NVIDIA Nemotron Powers Japan's Shift to Industry-Specific AI, Building a National Enterprise Stack

Fujitsu will promote societal implementation of physical AI by collaborating with major robotics firms FANUC, Yaskawa Electric, and Kawasaki Heavy Industries, while working to standardize and open up the collaborative control platform.
Halos for Robotics has been launched as a full-stack safety system for physical AI, aiming to provide safety and governance across robotics deployments.
NVIDIA's Nemotron family is released with open weights and data, enabling customization and deployment across regulated and data-localized environments within Japan's enterprise AI stack.
Japan's push for industry-focused AI is driven by demographic pressures—aging population and declining birthrate—that create labor shortages and spur digital transformation efforts across manufacturing and other sectors.
NVIDIA CEO Jensen Huang traveled to Tokyo to announce a sweeping set of AI and robotics partnerships with Japan's biggest industrial firms, including FANUC and Yaskawa Electric, according to Yahoo Finance. The deals center on NVIDIA's Nemotron-Nano-9B-v2-Japanese, an open-weight language model built for deployment inside Japan's factories, hospitals, and enterprise software — without sending sensitive data overseas.
Japan's push is not just about technology. An aging population and a shrinking workforce are forcing companies to move fast on automation. Industry-specific AI — trained on Japanese language and workflows — is now the country's answer to a labor crisis that shows no signs of slowing down.
NVIDIA is partnering directly with FANUC, Yaskawa Electric, and Kawasaki Heavy Industries on physical AI — robots that can sense, decide, and act in real factory settings, according to Yahoo Finance. Fujitsu is also joining the effort, working to standardize the software layer that lets different robots work together on shared tasks.

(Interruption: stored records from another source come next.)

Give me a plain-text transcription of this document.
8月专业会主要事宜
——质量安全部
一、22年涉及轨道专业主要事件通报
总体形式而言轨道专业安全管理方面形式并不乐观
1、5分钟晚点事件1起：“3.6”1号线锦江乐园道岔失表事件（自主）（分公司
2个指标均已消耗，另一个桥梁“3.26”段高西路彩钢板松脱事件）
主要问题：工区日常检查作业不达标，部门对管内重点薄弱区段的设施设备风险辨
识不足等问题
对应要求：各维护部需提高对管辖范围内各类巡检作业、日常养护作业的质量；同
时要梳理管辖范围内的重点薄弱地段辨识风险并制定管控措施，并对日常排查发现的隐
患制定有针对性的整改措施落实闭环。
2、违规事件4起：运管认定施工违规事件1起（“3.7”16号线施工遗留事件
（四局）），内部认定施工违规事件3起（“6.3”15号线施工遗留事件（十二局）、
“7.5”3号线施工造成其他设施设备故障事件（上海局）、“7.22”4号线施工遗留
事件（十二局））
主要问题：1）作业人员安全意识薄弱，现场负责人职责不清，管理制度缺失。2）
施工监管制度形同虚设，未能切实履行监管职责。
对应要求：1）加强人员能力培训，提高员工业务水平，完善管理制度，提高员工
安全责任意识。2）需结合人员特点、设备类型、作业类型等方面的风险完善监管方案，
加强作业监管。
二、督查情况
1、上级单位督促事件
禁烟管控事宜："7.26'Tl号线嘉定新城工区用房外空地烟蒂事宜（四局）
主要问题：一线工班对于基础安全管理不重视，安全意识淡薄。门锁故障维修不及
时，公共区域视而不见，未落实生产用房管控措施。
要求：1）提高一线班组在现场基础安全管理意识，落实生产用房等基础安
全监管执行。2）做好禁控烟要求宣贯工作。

To make these deployments safe, NVIDIA launched Halos for Robotics — a full-stack safety system designed to govern how physical AI behaves on the factory floor. The goal is to give companies a single framework for safety across every robot in their operation, from assembly arms to remote-presence machines.
The Nemotron model family is released with open weights and open data. That means Japanese companies can take the base model, retrain it on their own data, and run it inside their own servers — no cloud required, according to Head Topics. This matters most in regulated industries like healthcare and finance, where data cannot leave the building.
Institutions like the Institute of Science Tokyo, SoftBank, Hitachi, NTT DATA, and Sakana AI are already building Nemotron-based applications for contact centers, medical records, and enterprise software. The shift marks a move from tech demos to tools that fit inside existing workflows and deliver measurable ROI.
Japan has one of the world's oldest populations. Fewer workers mean less output — unless machines can fill the gap. That pressure is pushing manufacturers to adopt AI faster than they otherwise would, according to Yahoo Finance. Robotics and enterprise AI are not optional upgrades here. They are survival tools.
Remote-presence robotics — machines operated by a human from a different location — are one of the fastest-growing use cases. A single worker can oversee multiple robots across multiple sites. That kind of leverage is exactly what Japan's shrinking workforce needs to stay productive.
Even with open-weight models and local deployment, Japan's AI stack still runs on NVIDIA hardware. Critics point out that local control is only partial when the chips, tools, and core model architecture come from a US company, according to Head Topics. That dependency is a quiet tension inside an otherwise enthusiastic rollout.
Still, Japan's broader strategy is clear: build a national AI platform that Japanese organizations can govern. Open models, locally stored data, and Japanese-language tuning are the building blocks. NVIDIA is supplying the foundation — but Japan intends to own what sits on top of it.